Suspecting me is ridiculous!
she wanted to shout. Always, in these cases, the most likely culprit was the entity that acted as the go-between, in this case BTE for Good. It was much too difficult to cook the books on the city’s end. Not only was suspecting Jennifer ridiculous, but they couldn’t take this to Bill, not yet. What if he was the guilty one?

She opened her mouth to speak. But just as she did, there
was an explosion in her head—a white-hot burst that rocked the inside of her skull like a sonic boom. She felt like she was having her ears boxed and raised her hands to cover them, emitting a little cry. And suddenly she heard the sound of city traffic passing her by, as though she were outside. Sirens. Honking horns. The usual New York clatter. Jennifer looked up at Tim and Alicia, who were talking as though nothing had changed.
Didn’t they hear it too?
she thought. And then she knew. It was happening again. The bleed-through.

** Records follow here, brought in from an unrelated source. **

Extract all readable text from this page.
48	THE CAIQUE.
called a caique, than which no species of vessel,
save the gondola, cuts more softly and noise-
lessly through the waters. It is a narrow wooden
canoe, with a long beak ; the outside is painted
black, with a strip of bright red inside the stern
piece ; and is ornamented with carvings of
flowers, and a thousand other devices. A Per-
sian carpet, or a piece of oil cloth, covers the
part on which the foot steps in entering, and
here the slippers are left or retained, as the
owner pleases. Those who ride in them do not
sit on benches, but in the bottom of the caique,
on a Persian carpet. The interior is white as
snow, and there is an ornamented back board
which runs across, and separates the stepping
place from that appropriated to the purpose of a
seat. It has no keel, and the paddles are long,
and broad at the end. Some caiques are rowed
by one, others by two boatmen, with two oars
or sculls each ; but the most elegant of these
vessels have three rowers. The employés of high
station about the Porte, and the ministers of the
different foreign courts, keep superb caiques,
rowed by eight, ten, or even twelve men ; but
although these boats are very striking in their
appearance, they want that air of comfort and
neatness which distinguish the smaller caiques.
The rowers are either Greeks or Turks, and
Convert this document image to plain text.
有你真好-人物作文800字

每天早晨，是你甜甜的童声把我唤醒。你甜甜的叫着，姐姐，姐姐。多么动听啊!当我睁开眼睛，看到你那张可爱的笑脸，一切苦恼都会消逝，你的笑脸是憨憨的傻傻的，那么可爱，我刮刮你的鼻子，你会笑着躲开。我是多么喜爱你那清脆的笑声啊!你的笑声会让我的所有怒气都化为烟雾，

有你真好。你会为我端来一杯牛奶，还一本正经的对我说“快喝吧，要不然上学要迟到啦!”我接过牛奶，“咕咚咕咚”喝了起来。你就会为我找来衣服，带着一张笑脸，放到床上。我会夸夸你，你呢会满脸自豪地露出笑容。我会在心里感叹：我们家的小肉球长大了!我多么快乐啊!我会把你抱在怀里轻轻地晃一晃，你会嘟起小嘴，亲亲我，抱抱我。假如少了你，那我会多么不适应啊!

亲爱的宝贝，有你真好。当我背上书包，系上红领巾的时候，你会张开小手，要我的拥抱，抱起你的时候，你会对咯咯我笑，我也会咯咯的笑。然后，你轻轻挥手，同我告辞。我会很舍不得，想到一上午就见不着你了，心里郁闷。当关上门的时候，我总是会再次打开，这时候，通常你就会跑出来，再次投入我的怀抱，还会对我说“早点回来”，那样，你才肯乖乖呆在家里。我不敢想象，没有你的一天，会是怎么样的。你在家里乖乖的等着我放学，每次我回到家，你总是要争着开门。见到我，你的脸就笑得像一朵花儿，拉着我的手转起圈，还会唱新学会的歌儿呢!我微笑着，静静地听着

Her senses were now feeding her two sets of data, just as they had when she and Alicia were at Amalia’s apartment. In one data set, her eyes were scanning a darkening city sidewalk, a solid gray mass of cloud cover above. Her ears fed her chatter from another woman walking alongside her—it was Tara, Julien’s soccer pal Frank’s mom. And her bare arms, feeling the chill of a damp breeze, telegraphed to her brain that she ought to put her rain jacket on. In the other, her eyes registered the baffled looks Tim and Alicia were giving her, her ears strained to hear their inquiries, and her body felt stuffy and hot inside the windowless conference room. The two inputs rattled and snapped and made nonsense of each other, and Jennifer was caught in the crossfire. Squeezing her hand around her phone, which she held in her lap beneath the conference table, Jennifer looked down, desperate for an anchor. What day was it? Wednesday, she told herself. The day she picked the boys up from Norman at five thirty. What time was it now? She willed herself to focus on the numbers on the screen: 5:35. She would have just picked them up at the park. So where were the boys? She had heard only Tara’s voice.